Twigs also touched on how somatic healing runs through her Eusexua philosophy in an otherworldly collision on Spotify’s Countdown To podcast with singer-songwriter Imogen Heap. “I created these 11 pillars and made up these words for them,” she says of the creative process. “I started to, adjacent to the album, make up these words like croning, which is an addiction to technology.” The other ten pillars of well-being are intake, keychain, minestate, shaping, the art of sol, looping, opus, truth, eusexua body, and primal revelation. “I feel that if, I don’t mind, they can become out of control,” she explained in an interview with Wallpaper*.
Who’s featured?
Odds are impossibly low the 11-year-old North West has been to a rave of the sorts Eusexua conjures. Yet she is one of the featured artists on the album, rapping in Japanese on the aptly titled track “Childlike Things.” “Hello / My name is North-chan / California to Tokyo / Jesus king / God is praise / Jesus is the only true god,” North West says, translated to Japanese by Mikako “Meeka” Kameoka Livingston.
The true collaborative force on the album is electronic musician, producer, and Twigs’s all-around co-conspirator Koreless, who features on single “Drums of Death.” Koreless, whose real name is Lewis Roberts, was the artist’s entrée into the world of dance music. He described them as becoming “quite good friends through all this,” while Twigs named him the album’s “guiding light” in her British Vogue interview.
Eusexua all the time?
Starting, naturally, in Prague on March 8, Twigs will take Eusexua on tour, with Stateside dates in Chicago, Toronto, New York, and San Francisco.
Alongside the album, Twigs began a creative partnership with running brand ON, producing the campaign “Body Is Art.” “Training puts me in a different mind and body space that elevates me to a higher frequency. When I train, I feel very beautiful, but it’s a beauty from the inside,” Twigs said of the collection. “It’s got nothing to do with how I look on the outside. It’s just a beautiful feeling. The body is art, so why don’t we approach it that way?” A little something for the rave babes who still make it to morning boxing. Then, there was her two-week exhibition at Sotheby’s titled “The Eleven” in September 2024. The durational piece, conceived and developed by Twigs, was performed by a rotating group of 11 “movers,” each embodying the different pillars she defined in the aforementioned Spotify interview.

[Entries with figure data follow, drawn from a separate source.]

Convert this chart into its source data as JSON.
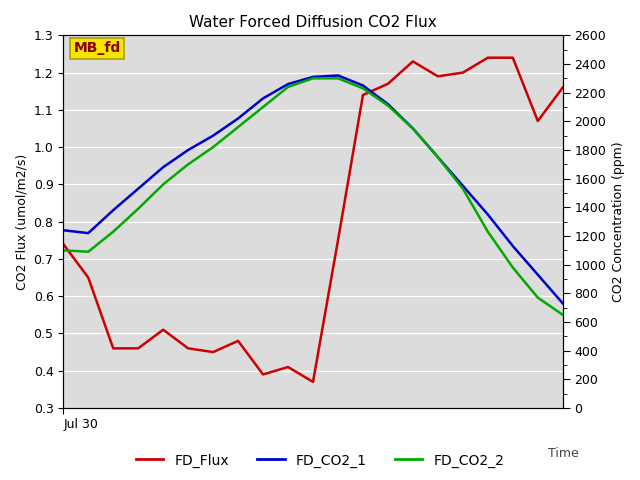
{
  "title": "Water Forced Diffusion CO2 Flux",
  "xlabel": "Time",
  "ylabel_left": "CO2 Flux (umol/m2/s)",
  "ylabel_right": "CO2 Concentration (ppm)",
  "ylim_left": [
    0.3,
    1.3
  ],
  "ylim_right": [
    0,
    2600
  ],
  "x_tick_label": "Jul 30",
  "background_color": "#dcdcdc",
  "annotation_text": "MB_fd",
  "annotation_color": "#8b0000",
  "annotation_bg": "#f5e600",
  "fd_flux_x": [
    0,
    1,
    2,
    3,
    4,
    5,
    6,
    7,
    8,
    9,
    10,
    11,
    12,
    13,
    14,
    15,
    16,
    17,
    18,
    19,
    20
  ],
  "fd_flux_y": [
    0.74,
    0.65,
    0.46,
    0.46,
    0.51,
    0.46,
    0.45,
    0.48,
    0.39,
    0.41,
    0.37,
    0.75,
    1.14,
    1.17,
    1.23,
    1.19,
    1.2,
    1.24,
    1.24,
    1.07,
    1.16
  ],
  "fd_co2_1_x": [
    0,
    1,
    2,
    3,
    4,
    5,
    6,
    7,
    8,
    9,
    10,
    11,
    12,
    13,
    14,
    15,
    16,
    17,
    18,
    19,
    20
  ],
  "fd_co2_1_y": [
    1240,
    1220,
    1380,
    1530,
    1680,
    1800,
    1900,
    2020,
    2160,
    2260,
    2310,
    2320,
    2250,
    2120,
    1950,
    1750,
    1550,
    1350,
    1130,
    930,
    730
  ],
  "fd_co2_2_x": [
    0,
    1,
    2,
    3,
    4,
    5,
    6,
    7,
    8,
    9,
    10,
    11,
    12,
    13,
    14,
    15,
    16,
    17,
    18,
    19,
    20
  ],
  "fd_co2_2_y": [
    1100,
    1090,
    1230,
    1390,
    1560,
    1700,
    1820,
    1960,
    2100,
    2240,
    2300,
    2300,
    2230,
    2110,
    1950,
    1750,
    1530,
    1230,
    980,
    770,
    650
  ],
  "flux_color": "#cc0000",
  "co2_1_color": "#0000cc",
  "co2_2_color": "#00aa00",
  "line_width": 1.8,
  "yticks_left": [
    0.3,
    0.4,
    0.5,
    0.6,
    0.7,
    0.8,
    0.9,
    1.0,
    1.1,
    1.2,
    1.3
  ],
  "yticks_right_major": [
    0,
    200,
    400,
    600,
    800,
    1000,
    1200,
    1400,
    1600,
    1800,
    2000,
    2200,
    2400,
    2600
  ],
  "fig_width": 6.4,
  "fig_height": 4.8,
  "fig_dpi": 100
}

Ready to experience more Eusexua?
Every good party deserves an afters. In her interview with Jake Shane, Twigs revealed there would be a deluxe edition of the album in an almost too casual quote about the random locations she found herself recording and writing the album. One deluxe track was written while on a “hippie retreat” on a secluded hill in Big Sur. “Unperfectly” features “the sound of waves in Ibiza crashing at the end of the ocean,” she said, before describing the retreat as “bizarre” with “no heating, no electricity, no Wi-Fi, no doors, no curtains.” The bout of asceticism didn’t deter her from finishing a quarter of the album, however. Eusexua is out, but it’s nowhere near over.